Monday Afternoon Car Thoughts
Here I am at the park again. I didn’t get to return last week even though I wrote about how much I like taking breaks. I had a lunch meeting one day, worked through the next day and then went out to lunch another day.
Last time I wrote I mentioned the books I was reading. Well, I finished the second one, The Untethered Soul. I liked it even better than Broken Open. Granted, they are not the same style book, but I think I liked the cut-to-the-chase style of the second one better.
The book starts out talking about the voice in your head and how to step back and disconnect yourself from it. In a way I think I have already done that, thanks in large part to a great therapist I used to see. But I can remember back to the days where the voice inside my head was not very nice and really not very healthy. I’m not saying I have no inner voice now, but it’s not a jerk. In the rare moments that it is a jerk, I tell it to shut up.

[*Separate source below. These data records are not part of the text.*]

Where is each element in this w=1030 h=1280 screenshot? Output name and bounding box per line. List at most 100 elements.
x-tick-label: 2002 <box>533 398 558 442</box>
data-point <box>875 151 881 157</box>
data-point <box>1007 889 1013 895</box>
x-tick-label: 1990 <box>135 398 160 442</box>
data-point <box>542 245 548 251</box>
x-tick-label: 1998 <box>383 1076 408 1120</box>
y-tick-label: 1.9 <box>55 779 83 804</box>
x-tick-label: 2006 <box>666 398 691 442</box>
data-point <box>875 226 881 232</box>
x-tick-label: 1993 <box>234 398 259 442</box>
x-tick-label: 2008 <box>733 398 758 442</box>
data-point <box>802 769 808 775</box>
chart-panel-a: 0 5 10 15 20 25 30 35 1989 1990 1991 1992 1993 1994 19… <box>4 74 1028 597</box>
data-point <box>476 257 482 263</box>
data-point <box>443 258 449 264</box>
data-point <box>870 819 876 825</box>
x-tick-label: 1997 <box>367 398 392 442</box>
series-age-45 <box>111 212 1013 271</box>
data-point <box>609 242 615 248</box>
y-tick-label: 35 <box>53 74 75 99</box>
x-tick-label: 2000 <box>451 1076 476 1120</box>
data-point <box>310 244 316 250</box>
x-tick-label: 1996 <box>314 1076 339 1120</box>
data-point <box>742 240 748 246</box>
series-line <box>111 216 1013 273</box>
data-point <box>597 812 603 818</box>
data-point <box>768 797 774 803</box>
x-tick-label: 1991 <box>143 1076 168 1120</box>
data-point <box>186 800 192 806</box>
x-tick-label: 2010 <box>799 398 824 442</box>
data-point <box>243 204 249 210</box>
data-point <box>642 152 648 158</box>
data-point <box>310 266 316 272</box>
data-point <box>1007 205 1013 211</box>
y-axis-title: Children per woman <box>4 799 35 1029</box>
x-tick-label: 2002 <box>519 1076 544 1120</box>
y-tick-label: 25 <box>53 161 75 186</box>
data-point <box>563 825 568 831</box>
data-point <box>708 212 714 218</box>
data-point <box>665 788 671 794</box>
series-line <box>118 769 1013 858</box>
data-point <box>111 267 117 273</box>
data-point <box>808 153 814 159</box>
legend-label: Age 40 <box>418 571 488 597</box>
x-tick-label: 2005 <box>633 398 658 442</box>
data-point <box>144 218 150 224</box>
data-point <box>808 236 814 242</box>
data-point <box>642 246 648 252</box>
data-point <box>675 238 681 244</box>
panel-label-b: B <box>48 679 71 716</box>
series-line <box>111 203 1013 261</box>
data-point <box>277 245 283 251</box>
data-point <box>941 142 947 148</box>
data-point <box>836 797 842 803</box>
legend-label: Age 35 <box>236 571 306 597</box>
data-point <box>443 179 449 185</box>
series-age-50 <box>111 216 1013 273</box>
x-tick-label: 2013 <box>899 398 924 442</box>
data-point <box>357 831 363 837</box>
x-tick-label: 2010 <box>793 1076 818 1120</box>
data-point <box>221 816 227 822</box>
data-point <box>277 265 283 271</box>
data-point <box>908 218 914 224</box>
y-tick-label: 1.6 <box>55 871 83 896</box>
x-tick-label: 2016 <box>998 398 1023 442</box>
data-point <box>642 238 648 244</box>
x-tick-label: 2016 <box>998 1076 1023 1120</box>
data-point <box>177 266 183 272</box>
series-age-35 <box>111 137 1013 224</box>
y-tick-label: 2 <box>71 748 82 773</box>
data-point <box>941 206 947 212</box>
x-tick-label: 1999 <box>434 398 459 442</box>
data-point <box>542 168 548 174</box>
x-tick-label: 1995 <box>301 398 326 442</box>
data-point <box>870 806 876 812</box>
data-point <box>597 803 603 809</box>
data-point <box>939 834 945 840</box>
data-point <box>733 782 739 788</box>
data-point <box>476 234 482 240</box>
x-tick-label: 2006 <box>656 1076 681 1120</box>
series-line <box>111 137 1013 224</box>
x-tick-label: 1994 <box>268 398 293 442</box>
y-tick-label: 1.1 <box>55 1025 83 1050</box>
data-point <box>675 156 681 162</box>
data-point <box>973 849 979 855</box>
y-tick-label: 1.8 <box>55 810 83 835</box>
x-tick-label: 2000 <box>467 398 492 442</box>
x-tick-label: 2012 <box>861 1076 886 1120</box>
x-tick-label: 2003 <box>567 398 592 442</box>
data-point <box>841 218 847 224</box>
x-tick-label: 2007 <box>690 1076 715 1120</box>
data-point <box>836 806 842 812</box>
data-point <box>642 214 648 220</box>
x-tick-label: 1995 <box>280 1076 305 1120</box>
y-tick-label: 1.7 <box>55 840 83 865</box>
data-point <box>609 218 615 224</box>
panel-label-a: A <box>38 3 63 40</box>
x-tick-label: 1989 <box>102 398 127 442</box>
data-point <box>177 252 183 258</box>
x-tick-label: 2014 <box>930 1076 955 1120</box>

Later in the book, the author talks about how everyone has pain inside them and that you can either hold on to it and try to protect yourself from anything that touches that nerve, or you can deal with the pain and let it go.
He used a great analogy of having a thorn in your arm that pressed against a nerve. Every time the thorn was touched or bumped it would cause pain, but if you were really careful and didn’t let anything touch it, you could live with it. In order to keep yourself from accidentally bumping it, you would build a device that would keep you from rolling onto it while you slept, and keep people from bumping into you when you went out. The down side of this device is that no one would be able to get close to you, even people you love.
The point is, you do the same thing when you have an old hurt that you can’t let go. If you build up these walls or these rules about what’s allowed or not allowed, then you’re essentially building a prison around yourself. And what kind of life is that to live?
The obvious solution is to remove the thorn and to deal with the pain in the moment and then let go of it.
Again, I can thank my former therapist for getting me started on that path years ago, though I didn’t realize at the time what it meant. I used to hold on to so much pain. I would cry at the sight of an Operation Smile ad, because it struck such a nerve with me. If someone made a joke about blondes or about a person with a lisp, I would raise my hackles. And don’t even get me started on how I felt and reacted to anything related to my former religion.
I’m not saying that I am now floating on a cloud of enlightenment or anything, but I am definitely more calm and content than I used to be. Much of that is because I have learned to let things go. Let it go! Live your life and let go of the people and the circumstances that have done you wrong. Life is too short to hold grudges and waste energy on negativity.
I didn’t mean for this post to turn into a motivational moment, but I think I may have just decided what my next Toastmaster speech will be about!
Time for me to head back to the office. Namaste, friends!